Развязка приближалась. На воскресный день 1 марта 1953 года Сталин наметил секретную встречу с теми, кому абсолютно доверял и на поддержку которых рассчитывал. Это партийно—политические деятели: Председатель Верховного Совета СССР Шверник, заместитель Председателя Совета Министров и председатель Госплана СССР Сабуров, недавний министр иностранных дел и главный редактор «Правды» Шепилов, известный юрист и дипломат Вышинский, способный обеспечить правовую основу любого мероприятия. Это — высшие военные руководители страны, олицетворявшие армию и флот: министр Вооруженных Сил СССР Василевский, министр Военно—Морского Флота адмирал Кузнецов, маршалы Жуков, Конев и Тимошенко. А также генерал Василий Сталин. Молотов был болен — гриппозная пневмония. Маршала Рокоссовского не пригласили по той причине, что он был в то время министром национальной обороны и заместителем Председателя Совета Министров Польской Народной Республики. Его срочный вызов из Варшавы мог бы нарушить секретность совещания. А готовилось оно в такой тайне, что даже место выбрано было не на дачах Сталина, где имелись соглядатаи Берии, а в небольшом поселке поблизости от «Блинов». Предосторожность не излишняя: на совещании должен был решиться вопрос о ликвидации заговора, назревшего в стране, об аресте почти всех членов Бюро Президиума ЦК КПСС (так называлось Политбюро после XIX съезда партии, на котором, кстати, была упразднена должность Генерального секретаря, а Иосиф Виссарионович стал просто членом Бюро и секретарем ЦК). Ну, и предстояли большие изменения в руководстве партии, государства, охранно—карательных органов.
Первые сообщения обо всем этом, в соответствующей интерпретации, должны были, кроме «Правды», дать еще пять газет, ориентируя в обстановке людей, в чьих руках было оружие и власть.
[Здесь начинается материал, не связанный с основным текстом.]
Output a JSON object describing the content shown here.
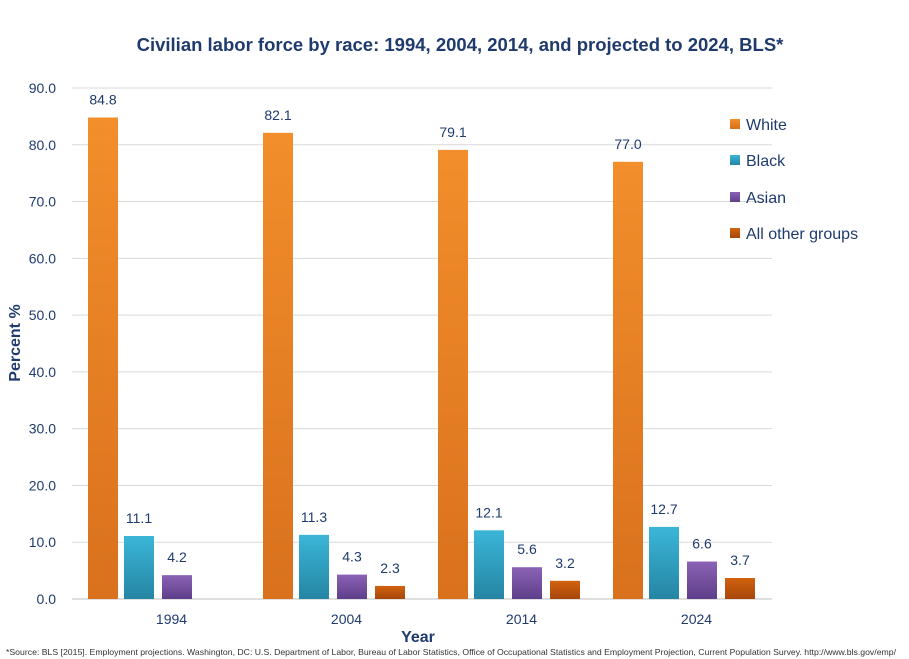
{
  "chart_data": {
    "type": "bar",
    "title": "Civilian labor force by race: 1994,  2004, 2014, and projected to 2024, BLS*",
    "xlabel": "Year",
    "ylabel": "Percent %",
    "ylim": [
      0,
      90
    ],
    "yticks": [
      "0.0",
      "10.0",
      "20.0",
      "30.0",
      "40.0",
      "50.0",
      "60.0",
      "70.0",
      "80.0",
      "90.0"
    ],
    "grid": true,
    "legend_position": "right",
    "categories": [
      "1994",
      "2004",
      "2014",
      "2024"
    ],
    "series": [
      {
        "name": "White",
        "values": [
          84.8,
          82.1,
          79.1,
          77.0
        ],
        "labels": [
          "84.8",
          "82.1",
          "79.1",
          "77.0"
        ],
        "color": "#f28e2b",
        "color_dark": "#d9711d"
      },
      {
        "name": "Black",
        "values": [
          11.1,
          11.3,
          12.1,
          12.7
        ],
        "labels": [
          "11.1",
          "11.3",
          "12.1",
          "12.7"
        ],
        "color": "#3bb6d8",
        "color_dark": "#2585a3"
      },
      {
        "name": "Asian",
        "values": [
          4.2,
          4.3,
          5.6,
          6.6
        ],
        "labels": [
          "4.2",
          "4.3",
          "5.6",
          "6.6"
        ],
        "color": "#8b62b5",
        "color_dark": "#5e3f8a"
      },
      {
        "name": "All other groups",
        "values": [
          null,
          2.3,
          3.2,
          3.7
        ],
        "labels": [
          null,
          "2.3",
          "3.2",
          "3.7"
        ],
        "color": "#d2620f",
        "color_dark": "#a6460a"
      }
    ],
    "footnote": "*Source: BLS [2015]. Employment projections.  Washington,  DC: U.S. Department  of Labor, Bureau  of Labor Statistics, Office of Occupational Statistics and Employment  Projection, Current Population Survey.  http://www.bls.gov/emp/"
  },
  "colors": {
    "title": "#1f3b6e",
    "text": "#1f3b6e",
    "grid": "#d9d9d9"
  }
}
Среди этих органов печати центральная газета ВМФ «Красный флот», где незыблем был авторитет адмирала Кузнецова, центральная газета ВВС «Сталинский сокол», для которой главной фигурой был свой человек — авиатор Василий Сталин, и газета Добровольного общества содействия армии, авиации и флоту (ДОСААФ) «Патриот Родины», которую курировал Ворошилов, авиационный отдел которой тесно контактировал с тем же Василием Сталиным. Важно было сразу задать тон всей прессе. Не странно ли, что среди названных печатных органов не было основной нашей общевоенной газеты «Красная звезда»? По той, вероятно, причине, что в ней держался еще душок, привнесенный Мехлисом и Ортенбергом, теми кадрами, которые привлекали они. Ни Василевский, ни Жуков за твердость позиции этой газеты не могли бы ручаться.
Как ни скрывали мы место и время совещания, Берия узнал и то и другое. Может, неопытный конспиратор генерал Василий Сталин проявил неосторожность, связываясь с участниками встречи. А может, я, когда ездил в поселок осматривать помещение, подготовить и обезопасить его. И за Василием, и за мной следили, вероятно, бериевские агенты. Но это — если рассуждать очень самокритично. Было, пожалуй, проще. О том, что Иосиф Виссарионович намерен в воскресенье отправиться куда—то с дачи, могло быть известно, по крайней мере, двум лицам из ближайшего окружения Сталина: водителю автомашины и телохранителю Старостину, уехать без которого «хозяин» просто не мог, тот поднял бы на ноги всю службу. В свою очередь, Старостин, непосредственно подчинявшийся заместителю министра госбезопасности Рясному, ведавшему правительственной охраной, обязан был сообщать последнему о всех перемещениях своего подопечного. Ну, а Рясной — он кто? Прежде всего, соратник и ставленник Хрущева и Маленкова, давний сотрудник бериевского аппарата. Прямая информационная линия. Вот и вышло как присказке: военную тайну, кроме нашего и вражеского командования, не знает никто.